Despite a Hot GDP Number, Stocks Can’t Sustain a Rally

The stock market can’t sustain a rally—and that’s a bad omen as the selloff gathers speed.

The
S&P 500
index fell 2.5% this past week, while the
Nasdaq Composite
declined 2.6%, and the
Dow Jones Industrial Average
dropped 2.1%. That puts the S&P 500 and Nasdaq in correction territory, with a drop of 10% or more from their highs of the year.

The S&P 500 tried hard to rally, just as it had many times over the past few months, but those bounces have almost invariably failed. Some of these mini-rallies since the summer have lasted weeks, only to end at lower levels than the previous one, a theme that repeated itself again. This persistent selling indicates that the market has waning confidence in the economy, in earnings, and in what stocks are really worth.

“Sentiment has turned,” says Jay Woods, chief global strategist at Freedom Capital Markets. “Things are starting to show breakdowns. That gives me pause.”

Especially now that good news is bad news once again. The U.S. economy grew at a 4.9% clip in the third quarter before inflation, which looks to be a sparkling number. Unfortunately, it only reaffirms the Fed’s resolve to keep interest rates high in order to cool the economy and inflation. Though a rate hike isn’t expected, investors will be watching for clues as to how long they will stay high when the central bank meets on Tuesday and Wednesday.

And for good reason. The higher rates remain, the more economic and profit growth should slow as tighter policy hits the economy with a delay. That makes investors—and companies—doubt even good news coming from corporate earnings.
Meta Platforms
(ticker: META) warned on its third-quarter earnings call that advertising sales could slow even as its earnings and sales easily topped forecasts, causing the stock to drop 3.7%.

Meta isn’t alone. S&P 500 companies that have beaten third-quarter sales and earnings estimates gained an average of just 0.5% after the reports, according to Evercore ISI, half the five-year average of 1%. Such ho-hum market reactions to earnings reflect a market that’s still too expensive.

The S&P 500 trades at some 17 times expected earnings per share over the next 12 months. That’s elevated, considering that higher yields make future profits less valuable, which should weigh on valuation multiples.
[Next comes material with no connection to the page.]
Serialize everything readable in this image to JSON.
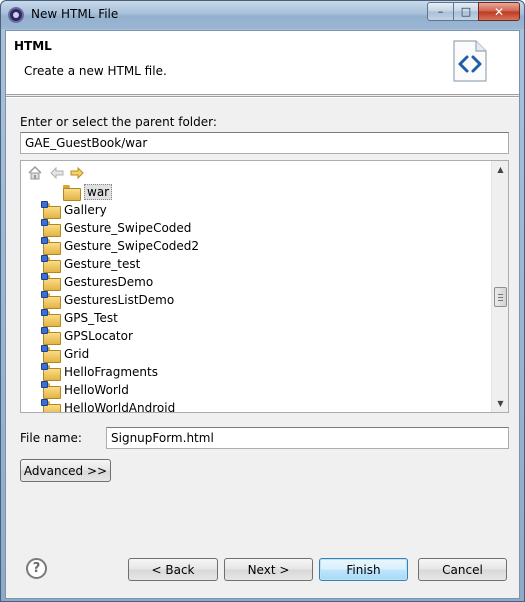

Historically, the S&P 500’s multiple should land somewhere in the low teens when the 10-year yield, at 4.84%, is as high as it is now, according to Evercore.

“The yield is, at least in the short term, stuck up here,” says Steve Sosnick, chief strategist at Interactive Brokers.

Investors should hope stocks are stuck, too. While they’re unlikely to make new highs, that’s better than making new lows.